Megachurch pastor and MAGA backer admits to "inappropriate" conduct with underage girl. To the right, no big deal

By Amanda Marcotte

Senior Writer

Published June 18, 2024 6:00AM (EDT)

US President Donald Trump and Pastor Robert Morris at a roundtable with faith leaders, law enforcement officials, and small business owners at Gateway Church Dallas Campus in Dallas, Texas, on June 11, 2020. (NICHOLAS KAMM/AFP via Getty Images)
US President Donald Trump and Pastor Robert Morris at a roundtable with faith leaders, law enforcement officials, and small business owners at Gateway Church Dallas Campus in Dallas, Texas, on June 11, 2020. (NICHOLAS KAMM/AFP via Getty Images)

Another week, and another prominent Christian right pastor gets outed for alleged or apparent sexual abuse. Robert Morris, the founder of Gateway Church in the Dallas suburbs, was accused last week by a woman who says he first molested her when she was 12 years old. The abuse continued for the next five years, she said, until she finally asked adults for help. At the time, Morris was a married man in his mid to late 20s. 

Morris responded to the allegations with a statement admitting to "inappropriate sexual behavior with a young lady," with no mention of her age. In another entirely predictable development, it appears that church leaders knew about Morris' conduct all along, but kept it to themselves after concluding there were "no other moral failures." The victim says she considered suing Morris or the church in 2005, but backed off when Morris' lawyer accused her of being "flirtatious." 

We've heard variations of this story over and over again, but this particular scandal is important for two reasons. First of all, Morris is not some backwoods fire-and-brimstone preacher, but the leader of one of the largest and most influential megachurches in the country. Gateway's services draw 25,000 people a week, making it the ninth-largest church in the country, but that's only the tip of the iceberg. On YouTube alone, Gateway has nearly half a million subscribers, and the church is especially famous for its worship music, which was streamed over 300 million times last year. 
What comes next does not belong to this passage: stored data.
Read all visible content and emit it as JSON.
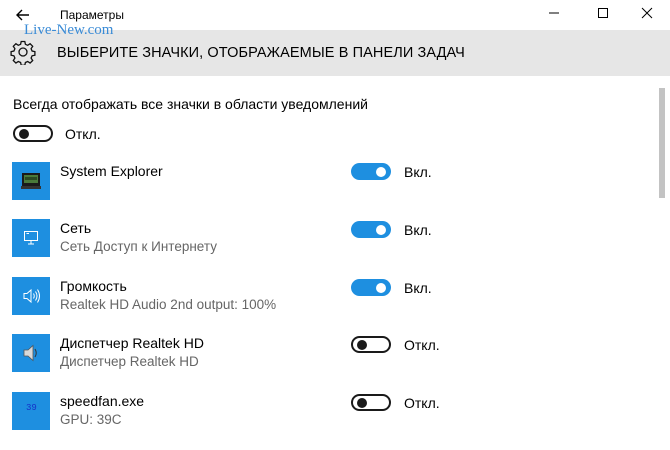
{
  "window": {
    "title": "Параметры",
    "watermark": "Live-New.com"
  },
  "header": {
    "title": "ВЫБЕРИТЕ ЗНАЧКИ, ОТОБРАЖАЕМЫЕ В ПАНЕЛИ ЗАДАЧ"
  },
  "master": {
    "label": "Всегда отображать все значки в области уведомлений",
    "state": "Откл.",
    "on": false
  },
  "apps": [
    {
      "name": "System Explorer",
      "sub": "",
      "state": "Вкл.",
      "on": true,
      "icon": "system-explorer-icon"
    },
    {
      "name": "Сеть",
      "sub": "Сеть Доступ к Интернету",
      "state": "Вкл.",
      "on": true,
      "icon": "network-icon"
    },
    {
      "name": "Громкость",
      "sub": "Realtek HD Audio 2nd output: 100%",
      "state": "Вкл.",
      "on": true,
      "icon": "volume-icon"
    },
    {
      "name": "Диспетчер Realtek HD",
      "sub": "Диспетчер Realtek HD",
      "state": "Откл.",
      "on": false,
      "icon": "realtek-speaker-icon"
    },
    {
      "name": "speedfan.exe",
      "sub": "GPU: 39C",
      "state": "Откл.",
      "on": false,
      "icon": "speedfan-icon",
      "icon_text": "39"
    }
  ],
  "colors": {
    "accent": "#1e8fe0",
    "header_bg": "#e6e6e6"
  }
}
Secondly, there's the connection to Donald Trump. Morris served on Trump’s Evangelical Executive Advisory Board during the 2016 campaign and has been a relentless MAGA cheerleader ever since. He has been repeatedly accused by tax experts of violating the law that prohibits churches from endorsing political candidates. Gateway hosted Trump during the 2020 campaign, where Morris explicitly offered thanks to God "for this administration."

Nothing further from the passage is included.